A puppeteer (Marcel Marceau) is entertaining a group of smalltown children with his marionettes, but as he does so he gets a faraway look in his eye and we see what he is thinking. A narrative about Malcolm Shanks (also Marceau) who is a deaf mute living with his shrewish sister (Tsilla Chelton) and her boorish, alcoholic brother-in-law (Philippe Clay), until she gets a call from the local inventor Old Walker (Marceau again), an elderly boffin who is conducting experiments in electricity. The sister is delighted to get Shanks out of the house, but there are unforseen consequences...
Nothing to do with bathroom fittings, this was actually the final film directed by William Castle, that master of the gimmicky horror or thriller who by this stage in his career was getting a bit past it in the entertainment world. However, Shanks represented a swan song of sorts, as it was unlike anything he had tried before; yes, it was a horror movie, but in its way it was in a style all its own, though it's true a more imaginative director than Castle could have made it all the more striking. Nevertheless, this was a seriously odd endeavour, and he was to be applauded for at least trying something this out there when he could have played it safe and rested on his laurels.
Safe like one of his contemporary productions Bug, which he didn't direct but did hit the publicity trail with a large cockroach for, so he continued to have one eye on the moneymaking possibilities of showmanship when combined with the cinema industry. And in his way, Marceau was Castle's final gimmick in that his Shanks character spoke nary a word, though the scientist muttered a few lines, but it was the art of mime which was being brought to the fore here, of which his star was the world's most famous exponent. This was Marceau's first film since his appearance in Barbarella, and he was a truly remarkable man, with a great humanitarian depth of feeling combined with an excellent talent for his chosen art.
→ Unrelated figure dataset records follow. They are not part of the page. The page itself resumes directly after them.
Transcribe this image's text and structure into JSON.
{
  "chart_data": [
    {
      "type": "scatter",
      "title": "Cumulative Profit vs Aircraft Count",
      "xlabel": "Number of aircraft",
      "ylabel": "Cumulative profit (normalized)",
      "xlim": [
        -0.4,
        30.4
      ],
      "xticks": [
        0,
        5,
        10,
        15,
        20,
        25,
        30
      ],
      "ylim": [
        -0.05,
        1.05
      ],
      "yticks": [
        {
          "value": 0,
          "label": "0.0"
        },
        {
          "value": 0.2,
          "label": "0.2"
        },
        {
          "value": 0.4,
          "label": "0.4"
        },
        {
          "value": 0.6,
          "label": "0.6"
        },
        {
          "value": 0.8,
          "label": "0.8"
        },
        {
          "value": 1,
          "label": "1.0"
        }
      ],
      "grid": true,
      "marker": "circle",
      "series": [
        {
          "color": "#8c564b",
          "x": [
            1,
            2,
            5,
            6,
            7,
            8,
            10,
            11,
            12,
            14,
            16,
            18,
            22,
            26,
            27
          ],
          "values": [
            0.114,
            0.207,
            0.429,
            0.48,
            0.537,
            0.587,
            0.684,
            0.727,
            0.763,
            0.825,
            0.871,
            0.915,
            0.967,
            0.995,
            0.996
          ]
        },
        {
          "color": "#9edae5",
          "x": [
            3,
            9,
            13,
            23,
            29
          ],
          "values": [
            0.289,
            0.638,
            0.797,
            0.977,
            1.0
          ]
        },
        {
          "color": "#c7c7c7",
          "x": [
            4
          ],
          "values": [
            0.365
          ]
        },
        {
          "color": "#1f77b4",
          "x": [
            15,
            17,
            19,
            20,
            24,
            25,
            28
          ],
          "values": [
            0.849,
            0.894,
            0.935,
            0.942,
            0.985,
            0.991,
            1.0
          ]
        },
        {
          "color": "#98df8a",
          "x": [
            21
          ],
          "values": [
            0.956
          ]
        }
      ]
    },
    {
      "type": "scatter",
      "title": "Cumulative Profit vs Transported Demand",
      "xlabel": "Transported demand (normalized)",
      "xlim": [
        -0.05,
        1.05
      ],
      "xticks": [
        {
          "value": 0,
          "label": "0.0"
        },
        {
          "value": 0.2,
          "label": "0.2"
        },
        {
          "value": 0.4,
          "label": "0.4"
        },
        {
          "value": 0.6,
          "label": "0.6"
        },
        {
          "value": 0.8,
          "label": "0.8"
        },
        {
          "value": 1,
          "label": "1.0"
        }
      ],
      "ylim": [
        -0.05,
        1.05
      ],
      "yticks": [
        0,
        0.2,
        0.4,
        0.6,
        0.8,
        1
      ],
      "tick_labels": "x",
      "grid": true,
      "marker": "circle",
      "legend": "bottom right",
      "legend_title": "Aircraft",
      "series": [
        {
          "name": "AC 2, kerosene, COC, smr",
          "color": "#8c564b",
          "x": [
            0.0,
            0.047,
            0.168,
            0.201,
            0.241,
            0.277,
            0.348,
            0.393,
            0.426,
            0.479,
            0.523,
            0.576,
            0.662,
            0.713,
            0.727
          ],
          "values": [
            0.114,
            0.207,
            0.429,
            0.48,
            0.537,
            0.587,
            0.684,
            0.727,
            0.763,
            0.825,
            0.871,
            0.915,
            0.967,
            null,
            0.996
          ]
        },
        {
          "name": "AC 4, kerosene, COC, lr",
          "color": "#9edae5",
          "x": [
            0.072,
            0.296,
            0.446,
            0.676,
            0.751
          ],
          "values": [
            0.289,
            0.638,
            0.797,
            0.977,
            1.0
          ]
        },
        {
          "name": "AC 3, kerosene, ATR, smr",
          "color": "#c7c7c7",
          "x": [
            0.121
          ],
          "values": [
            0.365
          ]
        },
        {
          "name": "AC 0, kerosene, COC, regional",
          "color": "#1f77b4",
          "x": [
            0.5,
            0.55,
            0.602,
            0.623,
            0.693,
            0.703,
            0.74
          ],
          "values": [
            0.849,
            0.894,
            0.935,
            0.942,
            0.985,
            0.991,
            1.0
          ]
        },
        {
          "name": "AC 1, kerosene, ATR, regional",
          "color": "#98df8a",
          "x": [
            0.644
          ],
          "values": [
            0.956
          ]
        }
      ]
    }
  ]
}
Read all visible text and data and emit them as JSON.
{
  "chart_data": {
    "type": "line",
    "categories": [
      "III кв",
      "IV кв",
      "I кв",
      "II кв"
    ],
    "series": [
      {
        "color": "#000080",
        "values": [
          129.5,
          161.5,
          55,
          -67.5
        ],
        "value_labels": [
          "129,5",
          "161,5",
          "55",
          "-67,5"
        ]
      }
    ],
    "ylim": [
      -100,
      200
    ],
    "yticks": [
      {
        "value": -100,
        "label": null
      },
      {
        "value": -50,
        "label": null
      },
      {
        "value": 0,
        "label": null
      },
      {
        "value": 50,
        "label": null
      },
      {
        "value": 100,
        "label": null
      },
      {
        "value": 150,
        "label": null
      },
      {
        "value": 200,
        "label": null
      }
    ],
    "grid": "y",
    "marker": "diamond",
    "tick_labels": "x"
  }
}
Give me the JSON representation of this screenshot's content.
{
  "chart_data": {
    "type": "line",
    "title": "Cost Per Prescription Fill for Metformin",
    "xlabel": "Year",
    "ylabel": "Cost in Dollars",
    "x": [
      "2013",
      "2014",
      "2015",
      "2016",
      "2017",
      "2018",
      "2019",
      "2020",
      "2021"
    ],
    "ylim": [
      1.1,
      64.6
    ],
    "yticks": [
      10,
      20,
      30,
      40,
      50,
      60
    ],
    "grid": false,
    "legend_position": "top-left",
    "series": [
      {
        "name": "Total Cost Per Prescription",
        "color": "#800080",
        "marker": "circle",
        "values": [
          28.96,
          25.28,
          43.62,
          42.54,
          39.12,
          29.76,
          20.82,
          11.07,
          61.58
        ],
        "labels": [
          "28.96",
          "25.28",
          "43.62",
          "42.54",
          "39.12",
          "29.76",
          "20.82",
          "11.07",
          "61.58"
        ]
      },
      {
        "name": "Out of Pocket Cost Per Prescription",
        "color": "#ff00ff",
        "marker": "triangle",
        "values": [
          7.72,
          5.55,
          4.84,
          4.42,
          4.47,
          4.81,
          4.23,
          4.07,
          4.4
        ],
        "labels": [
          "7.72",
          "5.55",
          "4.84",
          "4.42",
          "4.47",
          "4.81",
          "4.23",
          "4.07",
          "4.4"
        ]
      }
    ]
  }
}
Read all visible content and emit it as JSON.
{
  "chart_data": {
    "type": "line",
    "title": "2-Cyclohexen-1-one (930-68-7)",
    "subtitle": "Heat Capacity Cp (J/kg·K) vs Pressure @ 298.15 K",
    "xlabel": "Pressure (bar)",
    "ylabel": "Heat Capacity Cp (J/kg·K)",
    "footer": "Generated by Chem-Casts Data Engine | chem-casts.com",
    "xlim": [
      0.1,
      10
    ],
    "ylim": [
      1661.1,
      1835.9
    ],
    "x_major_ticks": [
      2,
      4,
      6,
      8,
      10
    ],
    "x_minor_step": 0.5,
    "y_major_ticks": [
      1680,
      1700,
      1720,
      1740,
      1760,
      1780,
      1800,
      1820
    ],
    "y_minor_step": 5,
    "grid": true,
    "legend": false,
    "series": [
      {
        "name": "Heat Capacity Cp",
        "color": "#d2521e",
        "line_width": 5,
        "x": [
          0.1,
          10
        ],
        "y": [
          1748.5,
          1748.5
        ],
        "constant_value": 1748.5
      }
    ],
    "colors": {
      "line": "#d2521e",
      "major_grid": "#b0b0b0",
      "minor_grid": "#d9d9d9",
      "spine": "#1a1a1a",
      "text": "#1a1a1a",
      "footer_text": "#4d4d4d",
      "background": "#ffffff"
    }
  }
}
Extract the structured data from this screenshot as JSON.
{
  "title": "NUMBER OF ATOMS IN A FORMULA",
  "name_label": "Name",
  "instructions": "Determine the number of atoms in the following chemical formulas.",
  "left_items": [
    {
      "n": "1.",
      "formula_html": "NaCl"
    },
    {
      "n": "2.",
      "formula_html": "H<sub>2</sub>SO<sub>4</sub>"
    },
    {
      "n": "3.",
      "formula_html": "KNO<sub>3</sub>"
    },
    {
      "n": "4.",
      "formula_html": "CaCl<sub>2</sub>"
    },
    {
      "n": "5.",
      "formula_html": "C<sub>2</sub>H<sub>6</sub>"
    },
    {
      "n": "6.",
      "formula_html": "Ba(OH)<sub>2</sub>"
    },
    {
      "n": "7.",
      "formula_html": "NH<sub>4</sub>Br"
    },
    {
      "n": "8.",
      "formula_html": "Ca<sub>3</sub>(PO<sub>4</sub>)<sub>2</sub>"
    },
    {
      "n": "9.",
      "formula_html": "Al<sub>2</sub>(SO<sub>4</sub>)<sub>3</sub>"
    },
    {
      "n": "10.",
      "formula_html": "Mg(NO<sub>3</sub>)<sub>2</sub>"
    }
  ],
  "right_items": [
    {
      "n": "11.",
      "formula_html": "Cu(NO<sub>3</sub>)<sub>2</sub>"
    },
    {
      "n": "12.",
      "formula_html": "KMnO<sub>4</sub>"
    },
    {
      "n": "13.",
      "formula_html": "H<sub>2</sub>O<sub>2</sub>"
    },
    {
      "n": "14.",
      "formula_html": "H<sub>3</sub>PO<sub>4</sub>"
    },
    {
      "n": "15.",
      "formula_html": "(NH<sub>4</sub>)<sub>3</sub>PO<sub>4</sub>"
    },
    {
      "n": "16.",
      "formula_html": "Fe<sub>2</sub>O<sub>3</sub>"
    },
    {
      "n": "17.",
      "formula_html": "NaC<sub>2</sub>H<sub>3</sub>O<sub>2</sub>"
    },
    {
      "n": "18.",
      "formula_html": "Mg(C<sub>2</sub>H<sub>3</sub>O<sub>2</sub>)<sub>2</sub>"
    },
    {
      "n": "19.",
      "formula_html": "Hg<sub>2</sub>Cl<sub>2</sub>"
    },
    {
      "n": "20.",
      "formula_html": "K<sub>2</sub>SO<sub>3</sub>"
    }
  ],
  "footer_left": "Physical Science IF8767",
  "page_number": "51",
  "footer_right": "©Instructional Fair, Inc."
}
But did that come across here? Marceau was well known to have saved many children from the Nazis in World War II, so it's no surprise to see Shanks's best friend here be a young teenage girl, Celia (ex-child star Cindy Eilbacher) whose relationship is entirely wholesome yet off kilter when he is so much older than she is: some viewers can find this offputting. Though not as offputting as what Shanks gets up to after Old Walker dies having taught him the secrets of his research. The elderly man had graduated from animating frogs with electrodes to remote controlling a chicken and when the brother-in-law arrives to give Shanks trouble, he sets the chicken on him which bloodily pecks him to death.
What? It only gets more strange, with the sister expiring too and Shanks re-animating both their corpses to do his bidding thanks to little gizmos to direct them. He invites Celia out for a picnic, and she is charmed at the jerky antics of the husband and wife (Chelton and Clay were professional mimes choreographed by Marceau) - or she is until she gets a good look at their glassy eyes and twigs that they're dead. Bizarrely (as if this could be anything else), she then is won over to the idea and accepts an invitation to go visit the scientist's mansion house for a party (of two people and two corpses) where the cutting of the birthday cake results in the cutting off of the sister's finger, triggering the most nightmarish part of the tale. This means the Hell's Angels basically, and the tone grows yet darker with the opening title card's promise this would be a "Grim Fairy Tale" being lived up to with deliberate dedication. Is this enjoyable? It's more interesting really, with its twisted Gothic Americana tone, but Marceau's fans would doubtless be intrigued. Music by Oscar-nominated Alex North.